See Caputo's comments at this link. Here are excerpts from Hagglund's response:
"We can thus understand why Derrida insists on a distinction between faith, on the one hand, and the religious ideal of absolute immunity (the unscathed) on the other. The two are usually conflated in the notion of religious faith, which is understood as the faith in an absolute good that is safe from the corruption of evil. Drawing on his logic of radical evil, however, Derrida reads the religious ideal of absolute immunity against itself. To have faith in the good is not to have faith in something that can be trusted once and for all. On the contrary, the good is autoimmune because evil is inherent in its own constitution. As Derrida emphasizes, there is 'nothing immune, safe and sound, heilig and holy, nothing unscathed in the most autonomous living present without a risk of autoimmunity.' The argument here—articulated in Derrida's main essay on religion, 'Faith and Knowledge'—is that the very movement of sacralization is contradicted from within by a constitutive autoimmunity. To hold something to be sacred is to seek to immunize it, to protect it from being violated or corrupted. Yet one cannot protect anything without committing it to a future that allows it to live on and by the same token exposes it to corruption” (132).

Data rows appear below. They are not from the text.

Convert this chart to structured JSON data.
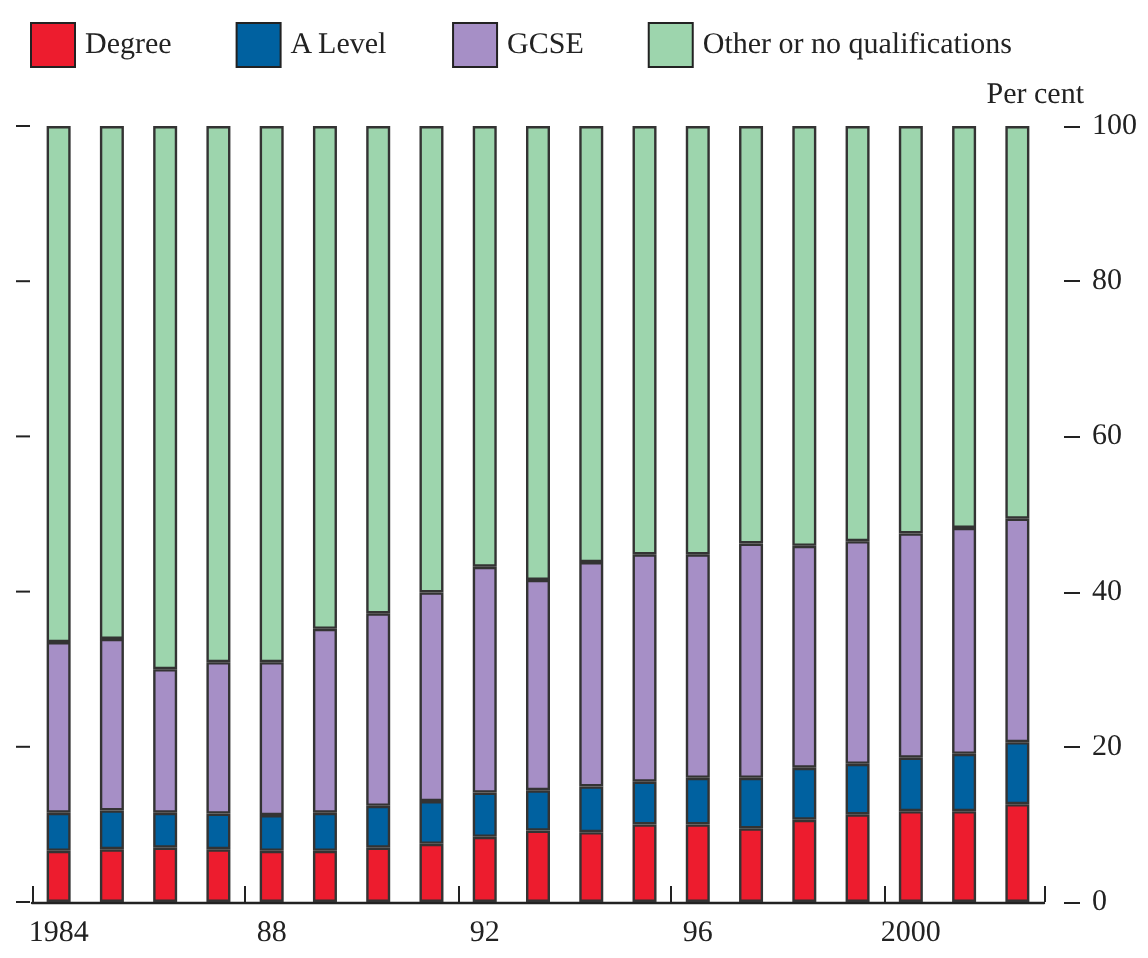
{
  "chart_data": {
    "type": "bar",
    "stacked": true,
    "ylabel": "Per cent",
    "categories": [
      "1984",
      null,
      null,
      null,
      "88",
      null,
      null,
      null,
      "92",
      null,
      null,
      null,
      "96",
      null,
      null,
      null,
      "2000",
      null,
      null
    ],
    "series": [
      {
        "name": "Degree",
        "color": "#ed1c2e",
        "values": [
          6.6,
          6.8,
          7.0,
          6.8,
          6.6,
          6.6,
          7.0,
          7.5,
          8.4,
          9.2,
          9.0,
          10.0,
          10.0,
          9.5,
          10.6,
          11.3,
          11.7,
          11.7,
          12.6
        ]
      },
      {
        "name": "A Level",
        "color": "#0061a0",
        "values": [
          4.9,
          5.0,
          4.5,
          4.6,
          4.6,
          4.9,
          5.4,
          5.5,
          5.7,
          5.2,
          5.9,
          5.5,
          6.0,
          6.5,
          6.7,
          6.5,
          6.9,
          7.4,
          8.0
        ]
      },
      {
        "name": "GCSE",
        "color": "#a68fc6",
        "values": [
          22.0,
          22.1,
          18.5,
          19.5,
          19.7,
          23.7,
          24.8,
          26.9,
          29.1,
          27.1,
          28.9,
          29.3,
          28.8,
          30.2,
          28.6,
          28.7,
          28.9,
          29.1,
          28.8
        ]
      },
      {
        "name": "Other or no qualifications",
        "color": "#9dd5ad",
        "values": [
          66.5,
          66.1,
          70.0,
          69.1,
          69.1,
          64.8,
          62.8,
          60.1,
          56.8,
          58.5,
          56.2,
          55.2,
          55.2,
          53.8,
          54.1,
          53.5,
          52.5,
          51.8,
          50.6
        ]
      }
    ],
    "ylim": [
      0,
      100
    ],
    "yticks": [
      0,
      20,
      40,
      60,
      80,
      100
    ],
    "grid": false,
    "legend": "top"
  }
}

"The unconditional is the spacing of time that is the structure of the here and now, the structure of what happens, of the event.... I argue that both Caputo and a number of other influential readers of Derrida have misconstrued the logic of the relation between the unconditional and the conditional. What is 'called' for by the unconditional is not something unconditional (e.g. unconditional love) but rather acts of engagement and performative commitments that are conditional responses to an unconditional exposure. That performative acts are conditional does not mean that they are determined in advance but that they are dependent on a context that is essentially vulnerable to change. This unconditional exposure may always alter or undermine the meaning of the performative act and is therefore not reducible to it" (137).
“The impossible for Derrida is not somewhere we can never go—or something we can never reach—but rather where we always find ourselves to be. The impossible is what happens all the time, since it designates the impossibility of being in itself that is the condition of temporality.... That we desire the impossible, then, does not mean that we desire something above or beyond the possible. On the contrary, it means that whatever we desire is constituted by temporal finitude, which makes it impossible for it to be in itself. This impossibility of being in itself has traditionally been regarded as a negative predicament that we desire to overcome, since it opens for corruption at every moment. Derrida‟s radical atheist argument, however, is that the impossibility of being in itself is not a negative predicament. Rather, the impossibility of being in itself opens the chance of everything we desire and the threat of everything we fear” (141).